The first six miles are up and down a couple hills, but it’s nothing like Newport. The stretch from 3.5 to 6 miles (uh…2.5 miles…yikes) will be a tough steady incline, but I can do it. And the best part is that after that
terrible stretch, the last six/seven miles are pretty much completely down a lovely little incline. To be honest, the hills don’t really matter if you are mentally struggling and continuously putting yourself down anyway, so if I’m positive about things then it shouldn’t affect much. So, my goals for this race:
- Have fun with it. This is the ultimate goal here, especially since I am running this race for Team For Kids. Also, this race is in Brooklyn, a borough of my favorite city in the world (okay, okay, my second favorite city in the world; London will always be first), so I need to just go out there and have fun. I need to not stress, not get sad, not get overwhelmed or put too much pressure on myself. I just need to go out there and enjoy it for the wonderful experience that it will undoubtedly be.
- Run the whole thing. To be honest, I have no idea why I have such a problem obtaining this goal. Well, I do know why. It’s a mental thing. I can go out and do training runs literally non-stop and feel amazing and on top of the world. But for some reason, when I get into a race setting, I second-guess myself. I would really, really like to run this entire thing (not including walking through water stations because I’m prone to tripping/falling/slipping/spilling/accidents).
- PR. Again, there is no question that a PR would be wonderful. Great and amazing. All I need to do is run the race in under 2:06:59. I
thinkknow I can do it.
- Finish in under 2 hours. It’s go time. Ahh, I want this one so bad. I’ve tried to incorporate more high-intensity interval training (HIIT) since my last half, so I’m hoping this will help me. And, per the recommendations on the running forum on Reddit, I am going to wear my Garmin for this race as opposed to just a plain old stopwatch so I can actually track my pace and not overdo it in the beginning. Plus, I’ve realized that sometimes it feels like I’m going stupid slow and I feel like I’m dying and then I look down at my watch and realize I’m actually dying because I’m running way faster than I should be. So. Hopefully the HIIT combined with my Garmin and mental prowess will help me obtain this goal.
Quick side note: I definitely thought the race started at 7:30 a.m…but just saw it started at 7 a.m. Good thing I looked it up.

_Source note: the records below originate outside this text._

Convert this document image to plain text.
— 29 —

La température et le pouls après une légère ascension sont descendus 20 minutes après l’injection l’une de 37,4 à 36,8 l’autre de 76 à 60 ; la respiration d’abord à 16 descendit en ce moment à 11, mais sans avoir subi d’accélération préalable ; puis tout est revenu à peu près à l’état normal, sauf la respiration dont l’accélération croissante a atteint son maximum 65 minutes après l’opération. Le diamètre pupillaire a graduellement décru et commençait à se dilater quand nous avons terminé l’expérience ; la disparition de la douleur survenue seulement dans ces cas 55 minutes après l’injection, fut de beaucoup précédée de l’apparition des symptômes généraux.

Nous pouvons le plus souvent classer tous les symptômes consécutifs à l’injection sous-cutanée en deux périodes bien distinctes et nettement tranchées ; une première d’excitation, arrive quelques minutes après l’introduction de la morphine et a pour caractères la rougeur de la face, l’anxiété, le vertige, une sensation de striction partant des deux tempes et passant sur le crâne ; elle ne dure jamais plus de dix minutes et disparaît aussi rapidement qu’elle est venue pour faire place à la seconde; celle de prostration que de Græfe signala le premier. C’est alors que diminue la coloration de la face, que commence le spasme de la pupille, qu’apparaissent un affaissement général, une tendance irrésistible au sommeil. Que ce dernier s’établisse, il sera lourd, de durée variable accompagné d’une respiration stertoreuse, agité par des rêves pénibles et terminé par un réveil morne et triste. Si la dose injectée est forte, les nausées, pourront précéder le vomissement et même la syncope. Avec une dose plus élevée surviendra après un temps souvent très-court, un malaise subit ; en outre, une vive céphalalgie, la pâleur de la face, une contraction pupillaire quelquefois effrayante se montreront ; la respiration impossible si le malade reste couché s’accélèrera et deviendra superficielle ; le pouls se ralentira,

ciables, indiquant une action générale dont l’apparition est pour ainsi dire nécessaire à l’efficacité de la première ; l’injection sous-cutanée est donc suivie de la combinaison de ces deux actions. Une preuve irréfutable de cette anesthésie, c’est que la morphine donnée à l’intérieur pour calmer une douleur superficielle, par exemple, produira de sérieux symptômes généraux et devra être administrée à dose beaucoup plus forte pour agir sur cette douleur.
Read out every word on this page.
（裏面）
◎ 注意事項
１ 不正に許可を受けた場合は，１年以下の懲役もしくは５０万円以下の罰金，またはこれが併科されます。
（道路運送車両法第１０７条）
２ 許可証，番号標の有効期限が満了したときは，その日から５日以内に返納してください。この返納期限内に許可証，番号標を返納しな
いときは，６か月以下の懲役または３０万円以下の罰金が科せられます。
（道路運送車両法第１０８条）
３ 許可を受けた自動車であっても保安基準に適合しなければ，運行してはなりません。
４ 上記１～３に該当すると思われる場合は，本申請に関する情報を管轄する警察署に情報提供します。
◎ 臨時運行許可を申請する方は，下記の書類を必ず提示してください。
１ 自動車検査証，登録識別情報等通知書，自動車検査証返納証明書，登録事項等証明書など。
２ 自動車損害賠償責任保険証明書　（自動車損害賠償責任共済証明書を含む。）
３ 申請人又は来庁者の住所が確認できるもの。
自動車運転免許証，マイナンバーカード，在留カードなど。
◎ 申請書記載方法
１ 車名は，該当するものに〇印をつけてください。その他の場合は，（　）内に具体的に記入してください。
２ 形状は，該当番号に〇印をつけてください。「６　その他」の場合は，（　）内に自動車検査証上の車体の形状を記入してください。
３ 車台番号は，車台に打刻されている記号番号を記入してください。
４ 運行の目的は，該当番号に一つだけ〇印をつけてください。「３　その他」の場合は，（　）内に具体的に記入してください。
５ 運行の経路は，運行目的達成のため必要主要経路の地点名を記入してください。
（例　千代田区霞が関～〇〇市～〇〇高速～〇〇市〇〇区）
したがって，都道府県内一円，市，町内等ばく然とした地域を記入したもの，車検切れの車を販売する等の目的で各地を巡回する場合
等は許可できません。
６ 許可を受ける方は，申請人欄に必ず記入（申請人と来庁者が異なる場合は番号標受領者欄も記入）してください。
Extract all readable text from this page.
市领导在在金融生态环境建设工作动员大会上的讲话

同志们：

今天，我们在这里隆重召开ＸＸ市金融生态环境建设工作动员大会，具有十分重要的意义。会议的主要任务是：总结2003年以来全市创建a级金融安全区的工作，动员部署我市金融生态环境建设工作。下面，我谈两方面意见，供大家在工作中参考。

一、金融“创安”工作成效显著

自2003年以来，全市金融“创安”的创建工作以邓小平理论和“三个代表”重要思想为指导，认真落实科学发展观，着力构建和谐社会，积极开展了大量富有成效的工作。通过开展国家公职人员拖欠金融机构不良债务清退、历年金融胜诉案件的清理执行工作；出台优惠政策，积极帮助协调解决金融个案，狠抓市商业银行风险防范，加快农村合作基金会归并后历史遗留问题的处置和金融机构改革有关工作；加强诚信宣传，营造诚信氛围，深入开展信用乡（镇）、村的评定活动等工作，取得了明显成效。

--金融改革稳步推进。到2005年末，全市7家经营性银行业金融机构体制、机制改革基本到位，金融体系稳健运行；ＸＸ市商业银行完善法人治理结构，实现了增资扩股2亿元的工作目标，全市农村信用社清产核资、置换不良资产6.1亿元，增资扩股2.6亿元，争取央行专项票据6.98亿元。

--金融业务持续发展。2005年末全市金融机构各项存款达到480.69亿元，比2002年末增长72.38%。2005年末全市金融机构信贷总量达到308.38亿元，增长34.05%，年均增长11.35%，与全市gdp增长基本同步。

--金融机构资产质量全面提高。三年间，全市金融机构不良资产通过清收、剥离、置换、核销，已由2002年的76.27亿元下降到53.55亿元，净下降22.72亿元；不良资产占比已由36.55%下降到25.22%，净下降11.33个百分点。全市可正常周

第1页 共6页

Tomorrow morning, I’m driving into Brooklyn and parking my car at my friend’s apartment, where I’ll be spending the night. The rest of my day will be filled with picking up my race bib/other miscellaneous items, getting lunch with this awesome girl who was supposed to be my roommate back when I was planning on moving to Manhattan, and then wandering around the city for the rest of the day until my friends get home from work. Sometimes, unemployment has its perks, and this time, it comes in the form of my having the flexibility to go into the city when I need to and not have to worry about taking time off.
After the race, I’m headed up to Worcester, Mass., for a graduation party for one of my friends from college. I am so proud of this girl. She literally worked 3-4 jobs throughout her time in school (3-4 at once…not over the course of four years), played a varsity sport for a couple of years, was a full-time student, and somehow managed to graduate on time, with really strong grades, and get accepted to a graduate program. Amazing.
Hope everyone has a wonderful weekend!